Nuovi attacchi alle foreste pluviali brasiliane

7.9.2001 - Brasilia. Alla fine del mese di agosto Greenpeace ha denunciato il nuovo tentativo della lobby agraria brasiliana di indebolire il codice di protezione forestale. Obiettivo degli agrari è quello di eliminare le norme che vietano di disboscare quote superiori al 5% delle proprietà terriere. Al momento né il settore privato né il governo hanno la minima idea dell'estensione delle proprieta' private in Amazzonia. Una apposita Commissione di inchiesta del Parlamento Brasiliano ha recentemente scoperto che oltre 100 milioni di ettari di terreno (20% dell'Amazzonia legale) erano in realta' terreni pubblici, "privatizzati" con falsi certificati. Dati recenti ottenuti con immagini satellitari, rivelano che nel 2000 la crescita del tasso di deforestazione delle foreste primarie dell'Amazzonia è aumentato del 15%, per un'area di 590.000 chilometri quadrati. Una significativa parte di questa deforestazione è stata realizzata appunto dai proprietari terrieri, per trasformare la foresta in allevamenti e piantagioni. Questa deforestazione senza controllo ha già raggiunto in 30 anni un'estensione pari all'intero territorio della Francia.
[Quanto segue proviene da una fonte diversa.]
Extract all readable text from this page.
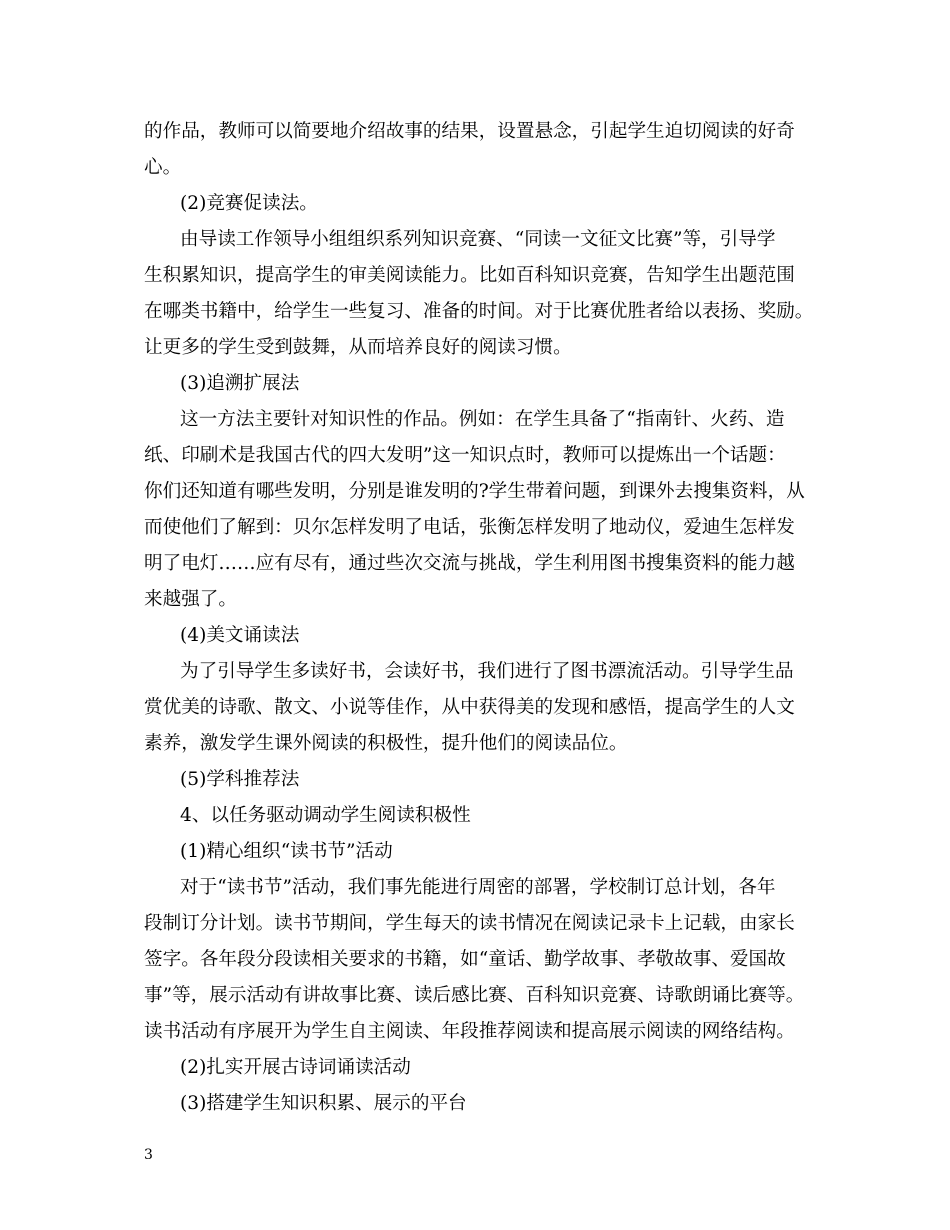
的作品，教师可以简要地介绍故事的结果，设置悬念，引起学生迫切阅读的好奇
心。
(2)竞赛促读法。
由导读工作领导小组组织系列知识竞赛、“同读一文征文比赛”等，引导学
生积累知识，提高学生的审美阅读能力。比如百科知识竞赛，告知学生出题范围
在哪类书籍中，给学生一些复习、准备的时间。对于比赛优胜者给以表扬、奖励。
让更多的学生受到鼓舞，从而培养良好的阅读习惯。
(3)追溯扩展法
这一方法主要针对知识性的作品。例如：在学生具备了“指南针、火药、造
纸、印刷术是我国古代的四大发明”这一知识点时，教师可以提炼出一个话题：
你们还知道有哪些发明，分别是谁发明的?学生带着问题，到课外去搜集资料，从
而使他们了解到：贝尔怎样发明了电话，张衡怎样发明了地动仪，爱迪生怎样发
明了电灯……应有尽有，通过些次交流与挑战，学生利用图书搜集资料的能力越
来越强了。
(4)美文诵读法
为了引导学生多读好书，会读好书，我们进行了图书漂流活动。引导学生品
赏优美的诗歌、散文、小说等佳作，从中获得美的发现和感悟，提高学生的人文
素养，激发学生课外阅读的积极性，提升他们的阅读品位。
(5)学科推荐法
4、以任务驱动调动学生阅读积极性
(1)精心组织“读书节”活动
对于“读书节”活动，我们事先能进行周密的部署，学校制订总计划，各年
段制订分计划。读书节期间，学生每天的读书情况在阅读记录卡上记载，由家长
签字。各年段分段读相关要求的书籍，如“童话、勤学故事、孝敬故事、爱国故
事”等，展示活动有讲故事比赛、读后感比赛、百科知识竞赛、诗歌朗诵比赛等。
读书活动有序展开为学生自主阅读、年段推荐阅读和提高展示阅读的网络结构。
(2)扎实开展古诗词诵读活动
(3)搭建学生知识积累、展示的平台
3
Recenti sondaggi rivelano che la maggioranza dei brasiliani richiede la preservazione della foresta amazzonica. Infatti, la distruzione della foresta arricchisce solo alcune ristrette elite di proprietari terrieri e impresari del legno, mentre le comunita' che abitano la foresta e vivono dei suoi prodotti, si oppongono alla deforestazione, che distrugge il loro mondo e le loro risorse. In Amazzonia, le aree protette oltre ad essere eccessivamente ridotte (appena l'11,1%) esistono solo sulla carta. La maggioranza delle terre indigene non sono state ancora demarcate, malgrado la legge lo preveda.